Islam dengan wujud dan formasi keagamaannya pun tidak mungkin
memaksakan diri untuk menolak budaya yang ada di nusantara. Meletakkan posisi
binner antara islam dan budaya nusantara, berarti memaksakan kehendak untuk
disingkirkan oleh arus besar kelompok yang meyakini akan terciptanya akulturasi
budaya Islam Indonesia. Peran penting kesejarahan islam pada awal
perkembangannya di Indonesia dimainkan secara apik oleh parawali dan ulama,
sehingga sifat islam yang akomodatif tersebut dapat diterima dengan mudah oleh
masyarakat setempat.
Islam adalah agama yang berkarakteristikkan universal, dengan
pandangan hidup (weltanchaung) mengenai persamaan, keadilan, takaful,
kebebasan dan kehormatan serta memiliki konsep teosentrisme yang humanistik
sebagai nilai inti (core value) dari seluruh ajaran Islam, dan karenanya
menjadi tema peradaban Islam. Kuntowijoyo, (1991: 229)
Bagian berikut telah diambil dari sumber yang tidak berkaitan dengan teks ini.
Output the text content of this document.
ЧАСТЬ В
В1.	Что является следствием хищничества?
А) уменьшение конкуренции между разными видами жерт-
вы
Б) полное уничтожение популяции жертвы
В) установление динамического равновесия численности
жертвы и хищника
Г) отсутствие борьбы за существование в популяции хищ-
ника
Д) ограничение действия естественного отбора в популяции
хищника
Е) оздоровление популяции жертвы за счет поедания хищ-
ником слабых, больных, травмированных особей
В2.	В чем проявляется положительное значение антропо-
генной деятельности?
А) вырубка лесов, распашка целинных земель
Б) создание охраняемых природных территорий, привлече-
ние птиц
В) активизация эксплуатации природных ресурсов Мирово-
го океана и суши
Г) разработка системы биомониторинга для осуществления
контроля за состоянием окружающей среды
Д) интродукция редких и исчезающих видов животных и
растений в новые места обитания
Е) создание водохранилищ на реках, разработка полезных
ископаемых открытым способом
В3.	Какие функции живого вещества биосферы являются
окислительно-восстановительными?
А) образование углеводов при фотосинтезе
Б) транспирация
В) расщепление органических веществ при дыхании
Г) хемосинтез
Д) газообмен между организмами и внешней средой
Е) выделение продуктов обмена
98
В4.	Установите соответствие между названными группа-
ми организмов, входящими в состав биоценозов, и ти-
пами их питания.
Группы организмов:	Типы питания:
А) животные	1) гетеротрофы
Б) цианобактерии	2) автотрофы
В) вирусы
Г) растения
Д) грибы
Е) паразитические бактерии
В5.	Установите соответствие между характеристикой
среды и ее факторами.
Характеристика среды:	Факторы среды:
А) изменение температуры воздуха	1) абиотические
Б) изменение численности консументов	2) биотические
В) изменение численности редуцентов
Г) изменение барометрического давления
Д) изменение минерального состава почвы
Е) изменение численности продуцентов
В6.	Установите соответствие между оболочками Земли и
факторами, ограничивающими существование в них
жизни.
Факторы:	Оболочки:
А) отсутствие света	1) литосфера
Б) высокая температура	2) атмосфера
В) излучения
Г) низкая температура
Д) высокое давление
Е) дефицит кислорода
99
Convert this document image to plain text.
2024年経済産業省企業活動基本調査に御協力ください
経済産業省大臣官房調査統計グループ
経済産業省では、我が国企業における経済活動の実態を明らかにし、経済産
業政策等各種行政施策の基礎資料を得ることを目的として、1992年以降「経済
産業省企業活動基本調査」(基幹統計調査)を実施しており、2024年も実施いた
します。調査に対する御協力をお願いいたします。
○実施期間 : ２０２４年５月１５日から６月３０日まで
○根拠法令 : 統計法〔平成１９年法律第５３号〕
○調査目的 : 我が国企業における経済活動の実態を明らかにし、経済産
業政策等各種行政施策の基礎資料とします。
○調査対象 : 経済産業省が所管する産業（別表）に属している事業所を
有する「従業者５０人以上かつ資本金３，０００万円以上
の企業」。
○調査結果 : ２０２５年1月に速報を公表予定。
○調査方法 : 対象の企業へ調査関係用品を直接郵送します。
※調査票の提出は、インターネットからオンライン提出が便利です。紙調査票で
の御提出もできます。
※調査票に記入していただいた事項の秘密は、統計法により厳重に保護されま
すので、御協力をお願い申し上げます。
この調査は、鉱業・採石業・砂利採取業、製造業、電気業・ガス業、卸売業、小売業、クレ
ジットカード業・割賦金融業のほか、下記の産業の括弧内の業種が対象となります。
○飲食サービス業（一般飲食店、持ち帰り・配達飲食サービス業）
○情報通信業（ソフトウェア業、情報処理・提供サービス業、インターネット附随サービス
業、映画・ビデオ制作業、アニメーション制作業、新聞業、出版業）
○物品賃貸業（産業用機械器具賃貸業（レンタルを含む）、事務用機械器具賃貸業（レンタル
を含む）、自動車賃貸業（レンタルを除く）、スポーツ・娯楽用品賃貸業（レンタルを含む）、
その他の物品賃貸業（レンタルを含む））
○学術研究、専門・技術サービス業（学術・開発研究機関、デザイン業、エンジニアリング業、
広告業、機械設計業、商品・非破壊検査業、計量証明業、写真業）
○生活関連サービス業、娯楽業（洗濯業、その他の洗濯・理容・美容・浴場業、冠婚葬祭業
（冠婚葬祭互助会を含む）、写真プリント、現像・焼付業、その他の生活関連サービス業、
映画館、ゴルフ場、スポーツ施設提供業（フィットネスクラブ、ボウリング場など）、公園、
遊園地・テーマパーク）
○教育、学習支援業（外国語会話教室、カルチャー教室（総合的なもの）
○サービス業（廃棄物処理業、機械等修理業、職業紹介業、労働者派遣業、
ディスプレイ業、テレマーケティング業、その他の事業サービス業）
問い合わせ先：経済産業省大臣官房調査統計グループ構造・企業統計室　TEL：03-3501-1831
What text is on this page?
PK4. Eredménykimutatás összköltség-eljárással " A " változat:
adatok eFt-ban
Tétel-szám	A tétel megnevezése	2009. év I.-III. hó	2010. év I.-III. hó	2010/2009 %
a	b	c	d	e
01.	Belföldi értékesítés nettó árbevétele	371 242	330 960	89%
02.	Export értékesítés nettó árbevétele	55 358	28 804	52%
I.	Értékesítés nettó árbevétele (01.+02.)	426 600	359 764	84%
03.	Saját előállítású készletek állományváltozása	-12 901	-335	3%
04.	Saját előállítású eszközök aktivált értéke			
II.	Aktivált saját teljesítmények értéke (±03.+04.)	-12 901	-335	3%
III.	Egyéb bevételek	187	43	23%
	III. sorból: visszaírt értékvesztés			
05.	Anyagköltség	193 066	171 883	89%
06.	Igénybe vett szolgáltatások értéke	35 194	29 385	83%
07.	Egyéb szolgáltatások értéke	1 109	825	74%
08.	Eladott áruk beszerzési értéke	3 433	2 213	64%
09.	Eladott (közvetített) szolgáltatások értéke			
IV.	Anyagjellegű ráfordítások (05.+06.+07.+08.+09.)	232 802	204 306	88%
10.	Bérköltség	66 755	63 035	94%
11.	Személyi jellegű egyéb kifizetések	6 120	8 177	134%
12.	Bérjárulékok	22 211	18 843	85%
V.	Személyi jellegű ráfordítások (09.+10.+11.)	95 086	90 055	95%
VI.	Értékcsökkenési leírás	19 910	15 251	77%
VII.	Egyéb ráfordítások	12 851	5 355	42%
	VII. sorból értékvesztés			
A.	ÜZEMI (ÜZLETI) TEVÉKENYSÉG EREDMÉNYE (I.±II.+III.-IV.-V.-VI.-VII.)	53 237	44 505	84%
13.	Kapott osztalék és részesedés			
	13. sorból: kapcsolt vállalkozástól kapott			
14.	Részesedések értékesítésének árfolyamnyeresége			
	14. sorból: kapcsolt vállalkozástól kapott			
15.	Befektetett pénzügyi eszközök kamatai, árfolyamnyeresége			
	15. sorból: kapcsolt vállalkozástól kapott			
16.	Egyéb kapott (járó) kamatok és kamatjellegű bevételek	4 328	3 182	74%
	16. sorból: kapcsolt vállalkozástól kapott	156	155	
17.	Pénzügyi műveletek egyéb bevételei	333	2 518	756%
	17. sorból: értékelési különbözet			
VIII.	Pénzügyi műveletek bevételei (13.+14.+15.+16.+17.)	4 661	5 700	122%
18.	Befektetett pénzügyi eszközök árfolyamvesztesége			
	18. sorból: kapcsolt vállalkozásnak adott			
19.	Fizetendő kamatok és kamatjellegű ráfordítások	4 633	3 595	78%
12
Pada saat yang sama, dalam menerjemahkan konsep-konsep langitnya ke
bumi, Islam mempunyai karakter dinamis, elastis dan akomodatif dengan budaya
lokal, selama tidak bertentangan dengan prinsip-prinsip Islam itu sendiri.
Permasalahannya terletak pada tata cara dan teknis pelaksanaan. Inilah yang
diistilahkan Gus Dur dengan "pribumisasi Islam".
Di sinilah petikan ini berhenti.